Collaboration, she believes, has been central to Scorsese’s ability to transcend his Hollywood outsider persona and periods of artistic struggle and battling personal demons. “I think one of the things that I really wanted to highlight in the film was, his genius was someone who really was born with, but without these angels that he encounters in his life, like Thelma [Schoonmaker, his longtime editor], who amazingly was just in his class at NYU, and there she was. And she becomes later this person who goes on his whole life to be a partner, or encountering De Niro, or encountering even Rick Yorn, his manager now, who enabled him to kind of make a lot of these films at such a high level in terms of budget.

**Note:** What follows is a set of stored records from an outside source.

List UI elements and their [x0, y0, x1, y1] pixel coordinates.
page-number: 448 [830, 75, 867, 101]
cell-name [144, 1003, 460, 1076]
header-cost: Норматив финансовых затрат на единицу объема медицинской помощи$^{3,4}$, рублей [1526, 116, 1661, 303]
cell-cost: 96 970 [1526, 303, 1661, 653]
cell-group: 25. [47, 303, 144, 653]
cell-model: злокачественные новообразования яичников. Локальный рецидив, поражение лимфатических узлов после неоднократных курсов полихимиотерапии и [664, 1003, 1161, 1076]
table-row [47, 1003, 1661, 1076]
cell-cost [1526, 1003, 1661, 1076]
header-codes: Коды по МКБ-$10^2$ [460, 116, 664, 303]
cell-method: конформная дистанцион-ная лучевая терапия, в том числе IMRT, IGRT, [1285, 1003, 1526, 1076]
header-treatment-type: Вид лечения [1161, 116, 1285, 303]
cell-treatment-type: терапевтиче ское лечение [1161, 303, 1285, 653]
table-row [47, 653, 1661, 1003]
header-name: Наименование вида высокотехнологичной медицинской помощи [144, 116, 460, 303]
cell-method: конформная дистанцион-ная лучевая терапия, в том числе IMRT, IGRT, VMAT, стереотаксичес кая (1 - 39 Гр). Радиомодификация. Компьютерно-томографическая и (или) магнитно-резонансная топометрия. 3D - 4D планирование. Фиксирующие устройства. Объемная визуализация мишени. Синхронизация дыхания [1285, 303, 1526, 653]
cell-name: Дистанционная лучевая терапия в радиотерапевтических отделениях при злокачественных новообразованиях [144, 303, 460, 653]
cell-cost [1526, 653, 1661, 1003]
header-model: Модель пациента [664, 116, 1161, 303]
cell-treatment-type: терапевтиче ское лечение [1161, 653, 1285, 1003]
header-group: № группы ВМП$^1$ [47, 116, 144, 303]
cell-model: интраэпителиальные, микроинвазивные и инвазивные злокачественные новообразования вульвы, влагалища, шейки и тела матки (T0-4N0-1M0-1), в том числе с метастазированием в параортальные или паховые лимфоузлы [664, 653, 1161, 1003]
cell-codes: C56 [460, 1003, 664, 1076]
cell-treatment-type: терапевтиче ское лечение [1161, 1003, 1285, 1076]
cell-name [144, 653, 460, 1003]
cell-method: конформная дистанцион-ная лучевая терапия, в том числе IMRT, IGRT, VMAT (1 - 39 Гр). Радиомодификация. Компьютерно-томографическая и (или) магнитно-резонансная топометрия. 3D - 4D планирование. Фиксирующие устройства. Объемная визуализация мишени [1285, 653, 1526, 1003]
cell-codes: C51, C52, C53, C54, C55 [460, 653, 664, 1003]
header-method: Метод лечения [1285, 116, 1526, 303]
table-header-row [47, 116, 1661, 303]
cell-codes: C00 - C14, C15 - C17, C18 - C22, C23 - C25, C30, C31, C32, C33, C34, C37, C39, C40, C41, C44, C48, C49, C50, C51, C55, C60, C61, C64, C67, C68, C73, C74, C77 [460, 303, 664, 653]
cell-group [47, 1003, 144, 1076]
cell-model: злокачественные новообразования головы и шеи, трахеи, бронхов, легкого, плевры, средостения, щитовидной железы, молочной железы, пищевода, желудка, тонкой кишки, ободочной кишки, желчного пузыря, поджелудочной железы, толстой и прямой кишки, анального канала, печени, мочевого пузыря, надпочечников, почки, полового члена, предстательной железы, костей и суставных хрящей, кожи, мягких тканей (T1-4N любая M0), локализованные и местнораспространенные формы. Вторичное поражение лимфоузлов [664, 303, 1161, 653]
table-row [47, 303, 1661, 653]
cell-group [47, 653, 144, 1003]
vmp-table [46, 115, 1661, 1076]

And so he had a lot of luck encountering these wonderful people.”

RELATED: Thelma Schoonmaker Toasts Late Husband Michael Powell & Questions The Use Of Dubbing On International Releases During Edinburgh Q&A: “How Do You Replace Robert De Niro’s Voice?” 

She revealed: “I asked a lot of people that why, when there were many other wonderful artists of that period, they haven’t necessarily had that same luck, the ability to continue on this level. I mean, some of it has to do with the magnitude of his talent, of course. Some that has to do with his immense power of persuasion and the sense that you just want to help him do whatever it is that he needs to do. And that is something that’s a gift of his personality.

“He has an immense appetite and energy and love, deep, deep love for cinema,” she added. “As Leonardo DiCaprio says, he would do it for free. It is utterly in his blood and his bones.”